JV technology advancements

Technology at JV, from Chromebooks to cellphones, are met with mixed emotions by faculty and students as some find the new advancements beneficial, and others find it hard to keep up with. In class, some sophomore students be seen either on Chromebooks or on their phones near the end of the class, including, front row, from the left, Ethan Kern and Katerina Coffman; and back row, Shawna Waite, Taylor McAleer and Natalie Zimmerman.

One of the most controversial topics between the students and the teachers at Juniata Valley High School is whether or not the advancements in technology has helped in the education industry. JV is made up of both new teachers who grew up with technology almost always surrounding them, and more senior teachers who taught students when the only form of technology available to them was projectors.

JVHS welcomed Chromebooks and a 1:1 implementation two years ago, which changed the face of education within the school. With this addition came new apps and platforms like Peardeck, Canvas and Google Drive. For some these were welcomed changes, and for others, it was a source of frustration.

A recent survey conducted with grades 7-12 of over 100 students gleaned many interesting findings in regards to technology. Nearly 83 percent of students said that having Chromebooks in school has made completing their classwork better and several shared their reactions.

“I like being able to just pull my Chromebook out of my backpack whenever I need to search something up for a class. It is also really easy to submit essays,” explained Karley Ieraci, a sophomore at JV.

Even though the addition of Chromebooks in JV has made some of the students’ lives easier, other students feel as though Chromebooks have made their life more difficult. “I think having a Chromebook is stressful. The internet does not always work and submitting homework is always a hard task to accomplish. I wish we could just go back to paper,” explained senior Hope Lowe.

Teachers are also involved in the debate on whether or not the advancement of technology has been a good thing or a bad thing. Those who have taught at JV whenever students did not really have cell phones, and whenever there was no need to set up their computer to their projector, generally express negative feelings towards the subject.

“I think that technology has made it harder at times for older teachers,” explained science teacher Mike Smith. “If you have been teaching for 25 or 30 years, it may be a little more difficult to learn how to use technology because those teachers were not brought up using modern technology when they were in high school or college.”

However, other teachers feel that the advancement in technology has been a good thing. Teacher Bill Musser stated that, “the advancement has been a positive for the education of the students and technology has made the grading process much more efficient.”

Art teach Ann Rahoi also commented: “I feel that for the most part, technology has been a positive for students. It has opened up students to a vast world of resources. We now incorporate technology into lessons every day without having to schedule a lab or give it much thought.”

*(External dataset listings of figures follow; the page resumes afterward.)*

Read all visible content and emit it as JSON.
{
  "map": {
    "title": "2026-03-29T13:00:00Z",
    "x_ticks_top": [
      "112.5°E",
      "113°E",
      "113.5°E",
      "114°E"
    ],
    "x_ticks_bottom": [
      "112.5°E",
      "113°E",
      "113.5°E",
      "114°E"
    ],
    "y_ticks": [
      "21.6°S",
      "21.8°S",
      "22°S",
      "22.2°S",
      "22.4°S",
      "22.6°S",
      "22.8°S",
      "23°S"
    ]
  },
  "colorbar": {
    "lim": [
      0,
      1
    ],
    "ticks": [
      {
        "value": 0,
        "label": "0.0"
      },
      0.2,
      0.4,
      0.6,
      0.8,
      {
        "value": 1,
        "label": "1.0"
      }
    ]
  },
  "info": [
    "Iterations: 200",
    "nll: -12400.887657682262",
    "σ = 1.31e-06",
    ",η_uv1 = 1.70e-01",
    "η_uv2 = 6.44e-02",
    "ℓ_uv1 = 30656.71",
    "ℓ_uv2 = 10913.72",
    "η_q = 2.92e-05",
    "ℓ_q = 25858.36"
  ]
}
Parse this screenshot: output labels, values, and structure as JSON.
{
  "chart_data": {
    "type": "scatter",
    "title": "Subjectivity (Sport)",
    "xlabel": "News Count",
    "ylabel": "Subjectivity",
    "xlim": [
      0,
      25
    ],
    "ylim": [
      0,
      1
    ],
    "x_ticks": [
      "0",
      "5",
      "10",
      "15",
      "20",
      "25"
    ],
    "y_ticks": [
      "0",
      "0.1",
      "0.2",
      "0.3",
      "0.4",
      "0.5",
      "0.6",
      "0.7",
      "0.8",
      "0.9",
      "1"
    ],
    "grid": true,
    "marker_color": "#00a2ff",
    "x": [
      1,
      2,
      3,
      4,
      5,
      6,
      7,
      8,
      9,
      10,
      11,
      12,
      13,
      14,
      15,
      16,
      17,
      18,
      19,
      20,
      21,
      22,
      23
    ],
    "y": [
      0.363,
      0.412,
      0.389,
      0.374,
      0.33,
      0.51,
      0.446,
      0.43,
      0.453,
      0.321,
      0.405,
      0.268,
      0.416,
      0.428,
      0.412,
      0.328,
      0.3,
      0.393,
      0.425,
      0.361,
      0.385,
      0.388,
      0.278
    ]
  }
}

Disciplinary wise the Chromebooks add one more things teachers have to be conscientious of. Teachers have to constantly check if the students are using their Chromebooks in an educational way or not. But, as teacher Andra Minor stated: “Monitoring Chromebooks is pretty much the same thing as walking around the room to check in on students. The benefit of the Chromebook is everything the students do and everywhere they visit is logged, so if I feel a student isn’t using it properly I ask the tech office to check in.”

Some students reported in the survey that they face struggles with submitting homework assignments online. Approximately 52.1 percent of JV students would rather do homework on paper than on their chromebooks. An anonymous quote from a JV student from the survey explained: “I believe pen and paper is better. Our technology helps with research and studying techniques, but notes are my favorite form of working.”

Meanwhile, another anonymous student reported: “I like being more paperless. I know all of my assignments are saved in my computer and I can’t lose things. It has helped me be more organized.”

Outside of Chromebooks, other forms of technology like smart phones are also making an impact in classrooms and not always for the good. Many teachers report that students are easily distracted by their phones in class. “I dislike having cellphones in class,” commented Smith. “It has become a major distraction for students. It makes teaching very difficult at times,” explained Smith.

On the other hand, some teachers like Musser don’t report many issues with cellphones. “Most of the students respect me as a teacher when I request the cell phones to be put away,” he explained.

In the survey completed by the JV students, 26.6 percent of the students admitted to sneaking their phones in class while 89.7 percent of students said that they do not find any of their technology distracting in class. This bodes well for the teachers.

Some teachers also reported that technology can foster cheating in class and on assignments. Different websites, and PDFs, are sometimes an avenue for students to copy work. They are able to easily get on these links with their phones and Chromebooks to find worksheets and test answers. In light of this, many teachers still give assessments the old fashioned way: on paper.

The one thing it seems teachers and students can all agree on is that technology has changed how the average school day functions. Everyone use technology and incorporates it the best way they know how.

In the education industry, technology is now always changing and advancing. For some people, it is hard to grasp new concepts, but for others, it is exciting to learn about new apps and different forms of technology. With the ever changing world we live in today, who knows what the next advancements and reactions will be.